Understanding Extraction Scripts

Extraction scripts in Doppelganger allow you to process, transform, and manipulate data after it has been captured. They also let you format data for export, whether as JSON or CSV, giving you full control over how extracted content is structured.

What an Extraction Script Does#

An extraction script operates after the selector has captured the data. It can perform:

  • Cleaning HTML or text (removing tags, whitespace, or extra characters)
  • Parsing or formatting dates, numbers, or prices
  • Combining multiple fields into a single value
  • Filtering out unwanted or duplicate data
  • Running conditional logic to adjust content dynamically
  • Preparing content for structured export in CSV or JSON format

Exporting as CSV#

When exporting multiple fields or rows to CSV, extraction scripts can:

  • Combine multiple fields into a single row using commas as separators
  • Escape special characters such as quotes, commas, or line breaks
  • Format values consistently to match CSV requirements
  • Generate headers dynamically for structured export

For example, if you capture a product name, price, and URL, an extraction script can structure them as a CSV row:

Product Name,Price,URL  
"Cool Widget","$19.99","https://example.com/widget"

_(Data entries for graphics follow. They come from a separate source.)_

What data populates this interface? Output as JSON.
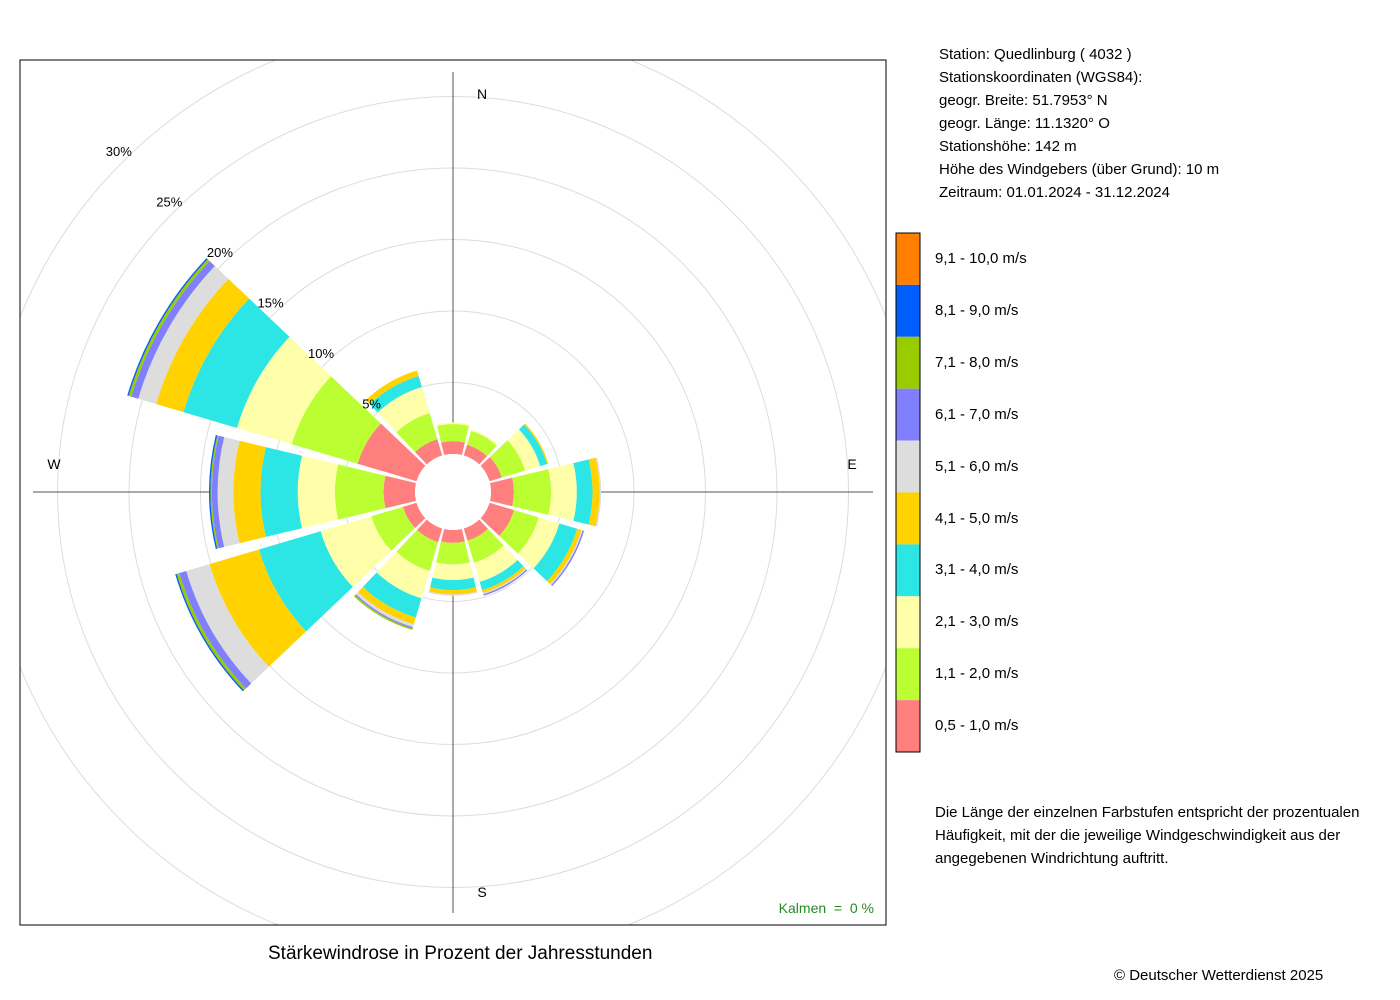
{
  "chart_data": {
    "type": "polar-stacked-bar",
    "title": "Stärkewindrose in Prozent der Jahresstunden",
    "calms_label": "Kalmen  =  0 %",
    "radial_ticks": [
      5,
      10,
      15,
      20,
      25,
      30
    ],
    "radial_tick_labels": [
      "5%",
      "10%",
      "15%",
      "20%",
      "25%",
      "30%"
    ],
    "rmax": 30,
    "cardinal_labels": {
      "north": "N",
      "east": "E",
      "south": "S",
      "west": "W"
    },
    "sectors_deg": [
      0,
      30,
      60,
      90,
      120,
      150,
      180,
      210,
      240,
      270,
      300,
      330
    ],
    "speed_classes": [
      {
        "label": "0,5 - 1,0 m/s",
        "color": "#ff7f7f"
      },
      {
        "label": "1,1 - 2,0 m/s",
        "color": "#bbff33"
      },
      {
        "label": "2,1 - 3,0 m/s",
        "color": "#ffffaa"
      },
      {
        "label": "3,1 - 4,0 m/s",
        "color": "#2ce6e6"
      },
      {
        "label": "4,1 - 5,0 m/s",
        "color": "#ffd200"
      },
      {
        "label": "5,1 - 6,0 m/s",
        "color": "#dddddd"
      },
      {
        "label": "6,1 - 7,0 m/s",
        "color": "#8080ff"
      },
      {
        "label": "7,1 - 8,0 m/s",
        "color": "#99cc00"
      },
      {
        "label": "8,1 - 9,0 m/s",
        "color": "#005eff"
      },
      {
        "label": "9,1 - 10,0 m/s",
        "color": "#ff8000"
      }
    ],
    "series": [
      {
        "name": "0,5 - 1,0 m/s",
        "values": [
          0.9,
          0.8,
          0.9,
          1.6,
          1.8,
          0.9,
          0.9,
          1.0,
          1.0,
          2.2,
          4.3,
          1.2
        ]
      },
      {
        "name": "1,1 - 2,0 m/s",
        "values": [
          1.2,
          1.0,
          1.7,
          2.6,
          1.8,
          1.6,
          1.5,
          2.1,
          2.3,
          3.4,
          4.8,
          1.9
        ]
      },
      {
        "name": "2,1 - 3,0 m/s",
        "values": [
          0.1,
          0.1,
          1.1,
          1.8,
          1.5,
          1.4,
          1.1,
          2.0,
          3.7,
          2.6,
          4.0,
          1.9
        ]
      },
      {
        "name": "3,1 - 4,0 m/s",
        "values": [
          0.0,
          0.0,
          0.5,
          1.1,
          1.3,
          0.6,
          0.7,
          1.4,
          4.5,
          2.6,
          3.9,
          0.8
        ]
      },
      {
        "name": "4,1 - 5,0 m/s",
        "values": [
          0.0,
          0.0,
          0.1,
          0.5,
          0.3,
          0.2,
          0.3,
          0.5,
          3.6,
          1.9,
          2.0,
          0.4
        ]
      },
      {
        "name": "5,1 - 6,0 m/s",
        "values": [
          0.0,
          0.0,
          0.0,
          0.1,
          0.1,
          0.1,
          0.1,
          0.2,
          1.7,
          1.1,
          1.3,
          0.0
        ]
      },
      {
        "name": "6,1 - 7,0 m/s",
        "values": [
          0.0,
          0.0,
          0.0,
          0.0,
          0.1,
          0.1,
          0.0,
          0.1,
          0.5,
          0.4,
          0.5,
          0.0
        ]
      },
      {
        "name": "7,1 - 8,0 m/s",
        "values": [
          0.0,
          0.0,
          0.0,
          0.0,
          0.0,
          0.0,
          0.0,
          0.1,
          0.2,
          0.1,
          0.2,
          0.0
        ]
      },
      {
        "name": "8,1 - 9,0 m/s",
        "values": [
          0.0,
          0.0,
          0.0,
          0.0,
          0.0,
          0.0,
          0.0,
          0.0,
          0.1,
          0.1,
          0.1,
          0.0
        ]
      },
      {
        "name": "9,1 - 10,0 m/s",
        "values": [
          0.0,
          0.0,
          0.0,
          0.0,
          0.0,
          0.0,
          0.0,
          0.0,
          0.0,
          0.0,
          0.0,
          0.0
        ]
      }
    ]
  },
  "station_info": [
    "Station:  Quedlinburg  ( 4032 )",
    "Stationskoordinaten (WGS84):",
    "geogr. Breite: 51.7953° N",
    "geogr. Länge: 11.1320° O",
    "Stationshöhe: 142 m",
    "Höhe des Windgebers (über Grund): 10 m",
    "Zeitraum: 01.01.2024 - 31.12.2024"
  ],
  "note_lines": [
    "Die Länge der einzelnen Farbstufen entspricht der prozentualen",
    "Häufigkeit, mit der die jeweilige Windgeschwindigkeit aus der",
    "angegebenen Windrichtung auftritt."
  ],
  "copyright": "© Deutscher Wetterdienst  2025"
}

This ensures that each row of extracted content is ready to save or export as a CSV file.

Exporting as JSON#

Extraction scripts can also prepare data for JSON output:

  • Combine multiple fields into a JSON object with keys and values
  • Structure nested data for complex elements, such as lists or variants
  • Filter out empty or invalid entries
  • Ensure consistent formatting for downstream tasks or APIs

For example, a script could transform captured fields into:

{ "name": "Cool Widget", "price": "$19.99", "url": "https://example.com/widget" }

This format is ideal for programmatic processing or storage.

How to Use Extraction Scripts#

  1. Capture the desired fields using selectors in separate extraction blocks.
  2. In the extraction script, access captured values via their variables.
  3. Clean or transform each value as needed.
  4. Combine values into either a CSV row or JSON object.
  5. Return the formatted string or object to be saved, exported, or passed to the next block.

Best Practices#

  • Always escape special characters for CSV and validate values for JSON.
  • Keep scripts simple and focused on one row or object at a time.
  • Test scripts on multiple elements to ensure consistent output.
  • Use consistent data types for numeric, date, or boolean fields.
  • Avoid modifying selectors in the script — scripts should only transform captured content.

Extraction scripts in Doppelganger give you complete control over how data is cleaned, structured, and exported. Mastering them ensures your tasks produce clean, consistent, and ready-to-use CSV or JSON output.